Ladies & Gentlemen Studio’s Form Studies
When we first interviewed Jean Lee and Dylan Davis of Seattle’s Ladies & Gentlemen Studio back in 2012, they revealed that a sizable chunk of their design process happens on and around the shelves that line every room in their home studio and serve as a kind of 3-D inspiration board. The pair pick up any number of objects and offcuts that reside on them, then collaboratively ponder a simple question: “What we can do with this block of wood to make it an object?” Their work may have evolved considerably since that interview, but their methods have stayed pretty much the same — they still experiment in real-time using scraps and basic shapes, a practice they attempted to capture in these exclusive photos that mark the finale of Seattle Week on Sight Unseen. “It’s our standard approach when we’re working with new materials,” says Davis.
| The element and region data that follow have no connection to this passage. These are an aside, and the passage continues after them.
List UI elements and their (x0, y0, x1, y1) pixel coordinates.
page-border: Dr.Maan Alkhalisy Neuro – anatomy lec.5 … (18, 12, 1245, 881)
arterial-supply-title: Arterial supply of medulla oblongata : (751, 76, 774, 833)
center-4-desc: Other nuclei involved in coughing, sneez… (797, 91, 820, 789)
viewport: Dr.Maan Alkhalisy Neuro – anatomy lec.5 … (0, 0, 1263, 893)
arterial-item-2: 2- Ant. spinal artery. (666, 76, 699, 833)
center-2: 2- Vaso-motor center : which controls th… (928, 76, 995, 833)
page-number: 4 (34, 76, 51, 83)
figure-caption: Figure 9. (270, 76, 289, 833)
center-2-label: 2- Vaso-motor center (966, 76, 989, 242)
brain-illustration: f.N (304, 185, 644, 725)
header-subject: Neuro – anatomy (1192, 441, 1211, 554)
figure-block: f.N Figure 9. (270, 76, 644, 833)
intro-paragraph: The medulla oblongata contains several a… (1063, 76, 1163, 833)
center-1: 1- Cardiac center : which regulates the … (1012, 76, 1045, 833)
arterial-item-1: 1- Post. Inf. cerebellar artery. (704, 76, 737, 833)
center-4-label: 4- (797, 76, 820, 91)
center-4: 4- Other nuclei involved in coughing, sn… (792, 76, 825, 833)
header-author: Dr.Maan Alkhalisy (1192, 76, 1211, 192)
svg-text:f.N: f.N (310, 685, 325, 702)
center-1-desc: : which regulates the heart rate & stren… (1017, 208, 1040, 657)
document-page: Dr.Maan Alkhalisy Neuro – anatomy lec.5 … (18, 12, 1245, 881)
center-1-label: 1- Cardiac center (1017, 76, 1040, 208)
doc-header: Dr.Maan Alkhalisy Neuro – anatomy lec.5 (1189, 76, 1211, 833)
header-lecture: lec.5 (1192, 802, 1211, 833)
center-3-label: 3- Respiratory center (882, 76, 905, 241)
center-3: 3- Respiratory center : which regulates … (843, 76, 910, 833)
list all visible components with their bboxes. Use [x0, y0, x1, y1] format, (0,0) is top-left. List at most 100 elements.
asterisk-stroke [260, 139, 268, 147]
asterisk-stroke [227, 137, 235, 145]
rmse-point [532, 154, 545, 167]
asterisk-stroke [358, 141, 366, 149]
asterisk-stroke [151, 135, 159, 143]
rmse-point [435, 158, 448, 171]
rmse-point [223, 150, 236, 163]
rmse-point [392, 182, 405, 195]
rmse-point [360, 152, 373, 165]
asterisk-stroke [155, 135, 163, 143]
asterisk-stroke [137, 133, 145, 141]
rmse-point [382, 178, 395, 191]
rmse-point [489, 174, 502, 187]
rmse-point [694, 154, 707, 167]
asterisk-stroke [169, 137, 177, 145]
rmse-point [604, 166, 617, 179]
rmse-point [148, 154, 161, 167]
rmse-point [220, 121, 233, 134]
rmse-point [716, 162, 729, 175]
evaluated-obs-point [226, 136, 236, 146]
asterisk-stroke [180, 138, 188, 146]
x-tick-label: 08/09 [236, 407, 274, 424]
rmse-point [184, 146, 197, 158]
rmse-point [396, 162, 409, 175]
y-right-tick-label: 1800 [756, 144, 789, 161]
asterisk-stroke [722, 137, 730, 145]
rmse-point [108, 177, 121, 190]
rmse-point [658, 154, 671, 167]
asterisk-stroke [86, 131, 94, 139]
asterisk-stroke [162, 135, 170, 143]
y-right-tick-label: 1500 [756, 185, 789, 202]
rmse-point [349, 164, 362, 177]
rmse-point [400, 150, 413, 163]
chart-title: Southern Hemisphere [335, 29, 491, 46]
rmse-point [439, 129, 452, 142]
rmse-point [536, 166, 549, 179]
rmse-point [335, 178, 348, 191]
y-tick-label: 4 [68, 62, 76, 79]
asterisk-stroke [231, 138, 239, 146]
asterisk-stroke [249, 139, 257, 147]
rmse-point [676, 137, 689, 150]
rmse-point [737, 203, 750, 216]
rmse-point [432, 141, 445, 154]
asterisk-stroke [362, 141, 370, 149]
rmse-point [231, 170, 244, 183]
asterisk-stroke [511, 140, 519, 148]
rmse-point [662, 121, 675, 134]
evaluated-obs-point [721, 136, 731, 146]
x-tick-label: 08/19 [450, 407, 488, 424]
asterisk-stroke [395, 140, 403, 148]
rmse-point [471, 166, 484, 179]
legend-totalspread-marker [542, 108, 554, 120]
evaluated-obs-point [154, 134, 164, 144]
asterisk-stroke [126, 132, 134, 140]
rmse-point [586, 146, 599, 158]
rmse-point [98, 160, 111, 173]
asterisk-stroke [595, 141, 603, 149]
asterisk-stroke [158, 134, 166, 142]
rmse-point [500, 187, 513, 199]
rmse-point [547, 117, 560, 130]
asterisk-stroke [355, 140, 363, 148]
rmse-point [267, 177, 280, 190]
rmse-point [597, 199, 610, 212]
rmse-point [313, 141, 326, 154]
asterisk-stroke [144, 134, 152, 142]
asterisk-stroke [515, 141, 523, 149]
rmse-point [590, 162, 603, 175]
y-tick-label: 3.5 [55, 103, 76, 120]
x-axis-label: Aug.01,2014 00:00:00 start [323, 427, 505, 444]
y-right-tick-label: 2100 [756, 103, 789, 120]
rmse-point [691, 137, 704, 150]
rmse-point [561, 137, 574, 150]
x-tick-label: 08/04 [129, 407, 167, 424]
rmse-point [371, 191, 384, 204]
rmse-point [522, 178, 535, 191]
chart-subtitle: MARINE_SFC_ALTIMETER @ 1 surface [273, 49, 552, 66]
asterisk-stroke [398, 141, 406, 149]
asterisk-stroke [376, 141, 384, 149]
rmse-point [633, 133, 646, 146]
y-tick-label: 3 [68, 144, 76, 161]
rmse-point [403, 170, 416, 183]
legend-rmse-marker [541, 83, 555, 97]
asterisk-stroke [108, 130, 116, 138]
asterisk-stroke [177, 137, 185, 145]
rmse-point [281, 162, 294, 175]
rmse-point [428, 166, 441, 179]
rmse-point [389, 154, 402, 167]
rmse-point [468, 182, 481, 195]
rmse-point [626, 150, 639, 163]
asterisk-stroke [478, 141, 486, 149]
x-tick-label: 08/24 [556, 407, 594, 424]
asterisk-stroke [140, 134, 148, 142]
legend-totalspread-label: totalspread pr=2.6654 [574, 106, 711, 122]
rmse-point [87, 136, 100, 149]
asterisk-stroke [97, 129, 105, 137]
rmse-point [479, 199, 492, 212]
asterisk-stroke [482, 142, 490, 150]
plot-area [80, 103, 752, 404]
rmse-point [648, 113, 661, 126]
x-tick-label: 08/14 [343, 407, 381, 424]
For our Sight Unseen OFFSITE show next month, the designers will debut, among other things, a line of lights designed around brand new glass elements they’ve had hand-blown by John Hogan, whom we profiled earlier today. As the pieces they commissioned began arriving in the studio, Davis and Lee began creating freestyle compositions around them, pulling in geometric objects and bits leftover from past projects as a way to explore possibilities for the glass beyond just the lighting designs they’d already sketched. The image above, for example, includes loose models for potential table lamp variations, made with brass caps from L&G’s existing series of wind chimes and offcuts they get for free from a nearby metal shop. “A lot of our work ends up cross breeding,” says Lee.
The glass noodle shape in the image at the top of this post was inspired by a necklace design Lee has been working on; after Hogan delivered it, Dylan had the idea that it could be a two-sided candlestick with a cast-metal base. That concept soon morphed into a two-sided vase, and then a hanging two-sided vase, suspended from a piece of cut brass the pair had lying around the studio. The noodle, says Davis, “works really well in this context because of the interesting contrast between this glossy form and the hanging plants that have all these different gestures.”
The designers aren’t totally sure yet whether the vase will make it to Sight Unseen OFFSITE as a real product — they’re still calling it a “rough draft” — but the noodle itself will certainly be there. The light fixtures they originally envisioned for it also integrate glass spheres, cylinders, and cones into a modular system that one can hang “in various compositions depending on the space,” Davis explains. Lee points out that the series marks the third time L&G have shown an experimental collaboration during New York design week, following projects with Ashley Helvey and Nicholas Nyland. “We use design week as an excuse to work with friends, and to push ourselves to try something new.”